Dün akşam tam gazeteye yazıyı gönderip arkama yaslanmıştım ki, telefon ekranına düşen bir son dakika haberiyle tekrar doğruldum. Yazıyı yenilemeye koyuldum.
Flaş haberde, ABD Büyükelçiliği'nin Türkiye'den yapılan vize başvurularını süresiz durdurduğu yazıyordu!
Kararın gerekçesinde ise şu ifadelere yer veriyordu:
"Son zamanlarda yaşanan olaylar, ABD Hükümeti'ni, Türkiye Cumhuriyeti Hükümeti'nin ABD misyonunun tesisleri ve personelinin güvenliğine ilişkin taahhütlerini yeniden değerlendirmek zorunda bırakmıştır. Söz konusu değerlendirme sürecinde, Büyükelçiliğimiz ve Konsolosluklarımıza gelen ziyaretçi sayısını en aza indirgemek amacıyla, şu andan itibaren geçerli olmak üzere, Türkiye'deki tüm ABD diplomatik misyonlarındaki göçmen olmayan vize hizmetleri askıya alınmıştır."

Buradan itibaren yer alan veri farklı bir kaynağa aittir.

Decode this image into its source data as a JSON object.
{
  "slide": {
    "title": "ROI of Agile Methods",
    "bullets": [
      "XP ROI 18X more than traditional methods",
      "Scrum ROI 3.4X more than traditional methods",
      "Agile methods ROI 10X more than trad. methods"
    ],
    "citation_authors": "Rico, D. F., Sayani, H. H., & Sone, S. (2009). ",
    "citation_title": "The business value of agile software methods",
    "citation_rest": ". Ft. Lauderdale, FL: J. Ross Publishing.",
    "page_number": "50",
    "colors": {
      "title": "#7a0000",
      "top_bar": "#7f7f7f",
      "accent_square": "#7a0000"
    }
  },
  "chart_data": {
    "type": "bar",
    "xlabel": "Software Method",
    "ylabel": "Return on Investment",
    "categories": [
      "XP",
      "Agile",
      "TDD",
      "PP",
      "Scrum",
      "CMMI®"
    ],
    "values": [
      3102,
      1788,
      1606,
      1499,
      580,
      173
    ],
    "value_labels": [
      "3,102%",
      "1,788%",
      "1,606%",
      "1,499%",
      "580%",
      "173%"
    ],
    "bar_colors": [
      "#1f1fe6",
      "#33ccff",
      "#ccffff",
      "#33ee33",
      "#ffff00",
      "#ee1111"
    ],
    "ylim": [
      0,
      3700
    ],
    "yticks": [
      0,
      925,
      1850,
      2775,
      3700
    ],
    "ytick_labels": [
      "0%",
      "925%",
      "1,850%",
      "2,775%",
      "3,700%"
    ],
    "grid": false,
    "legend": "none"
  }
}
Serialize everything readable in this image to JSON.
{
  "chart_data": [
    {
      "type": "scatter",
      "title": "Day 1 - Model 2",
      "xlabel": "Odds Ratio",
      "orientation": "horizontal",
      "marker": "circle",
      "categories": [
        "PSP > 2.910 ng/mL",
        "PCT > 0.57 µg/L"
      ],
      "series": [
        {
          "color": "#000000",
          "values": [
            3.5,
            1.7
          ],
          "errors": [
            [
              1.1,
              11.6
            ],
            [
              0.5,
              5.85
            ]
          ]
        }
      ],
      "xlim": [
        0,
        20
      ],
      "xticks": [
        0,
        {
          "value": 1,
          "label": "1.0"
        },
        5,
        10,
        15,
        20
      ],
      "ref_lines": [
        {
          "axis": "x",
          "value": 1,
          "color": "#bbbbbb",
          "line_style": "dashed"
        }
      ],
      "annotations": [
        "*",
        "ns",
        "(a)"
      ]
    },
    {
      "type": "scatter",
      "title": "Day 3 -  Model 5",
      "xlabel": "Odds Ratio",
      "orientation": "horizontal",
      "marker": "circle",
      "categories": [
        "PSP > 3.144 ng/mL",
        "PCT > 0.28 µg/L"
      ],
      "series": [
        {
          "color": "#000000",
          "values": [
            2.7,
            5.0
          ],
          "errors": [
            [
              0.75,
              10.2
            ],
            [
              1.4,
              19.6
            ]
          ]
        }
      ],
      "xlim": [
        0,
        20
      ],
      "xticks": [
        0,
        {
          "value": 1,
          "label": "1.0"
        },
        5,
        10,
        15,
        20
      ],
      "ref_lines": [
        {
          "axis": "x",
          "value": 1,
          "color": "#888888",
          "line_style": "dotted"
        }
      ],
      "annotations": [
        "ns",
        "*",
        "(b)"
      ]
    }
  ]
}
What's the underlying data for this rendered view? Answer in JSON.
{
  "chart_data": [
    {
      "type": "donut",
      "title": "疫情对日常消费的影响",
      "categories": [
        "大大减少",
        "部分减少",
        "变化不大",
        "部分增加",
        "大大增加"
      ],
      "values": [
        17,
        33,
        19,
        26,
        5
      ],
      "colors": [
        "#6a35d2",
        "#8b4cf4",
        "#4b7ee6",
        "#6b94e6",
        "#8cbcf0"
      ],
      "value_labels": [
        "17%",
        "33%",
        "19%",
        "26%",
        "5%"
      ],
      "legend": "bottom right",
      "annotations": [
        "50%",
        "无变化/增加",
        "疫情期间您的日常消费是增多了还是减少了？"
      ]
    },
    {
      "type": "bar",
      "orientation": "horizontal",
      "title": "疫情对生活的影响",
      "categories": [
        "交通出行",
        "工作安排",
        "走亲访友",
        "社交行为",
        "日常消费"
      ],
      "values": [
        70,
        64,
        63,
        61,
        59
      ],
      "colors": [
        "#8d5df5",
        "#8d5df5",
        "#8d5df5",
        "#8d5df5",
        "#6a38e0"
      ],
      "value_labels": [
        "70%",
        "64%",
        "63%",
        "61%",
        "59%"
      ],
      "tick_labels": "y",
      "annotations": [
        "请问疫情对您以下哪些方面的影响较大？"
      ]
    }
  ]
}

Evet, rest, daha "derin ve zamana yayılmış bir kaygıyı" ifade ediyor.
Türkiye'nin son zamanlarda Rusya ve İran gibi bölge ülkelerinin yanı sıra Çin, Afrika ve Latin Amerika ile ABD'nin onayını almadan geliştirdiği ilişkiler...
Rusya'dan alınan s400 hava savunma sistemleri...
Ve Ankara'nın, Afrin odaklı İdlib "operasyonu" gibi ABD'nin Suriye'de devre dışı kaldığı gelişmeler...
Kısacası ABD'nin Ortadoğu'da etkisizleşmesine neden olan Pentagon'dan bağımsız ulusal politikalarımızın tümü.
İşte ABD, son vize kararıyla bir uyarı sinyali de Türkiye için gönderiyor.
Aynı yasağı daha önce, Türkiye gibi bağımsız bir perspektife sahip olan Rusya'ya ve Venezüella'ya uygulamaları da bunun açık bir kanıtı.
Ama eski günler geride kaldı. Artık "süper gücün" bu tarz hamleleri halkları, seçmeni ABD'ye karşı kenetlemekten başka bir sonuç doğurmuyor.
ABD, kısa süre sonra kalkacağını söyleyebileceğimiz yasağın ardından kaybedeceklerini, umduğu kazançla kıyaslayıp frene basmalı.
***
Çimentoları Amerikancılık
Haklı da olsak yine ülkece hepimizi etkileyecek bir dış hamleyle karşı karşıyayız.
Ve yine iğneyi başkasına, çuvaldızı hep Türkiye'ye saplayan "entel magandalar" devrede.
"Kızdırdılar yine Amerika'yı, o da kesti vizeleri işte" diye söylenip duruyorlar...
"Peki, Türkiye ne yapmamalıydı" sorusuna tek bir yanıt vermeden 32 kısım tekmili birden aynı sakızı çiğniyorlar.
Liberal geçinen etkisiz elemanlar...
Deniz Gezmiş parkasını gayri resmi parti sembolü yapan solcu siyasiler... Profil fotosunda Atatürk ya da Che olan karakterler ya da İslamcı geçinen "belediye tosunları"...
ABD söz konusu olunca hiçbir "fark" kalmıyor aralarında, görmüyor musunuz hemen de nasıl toplaşıveriyorlar.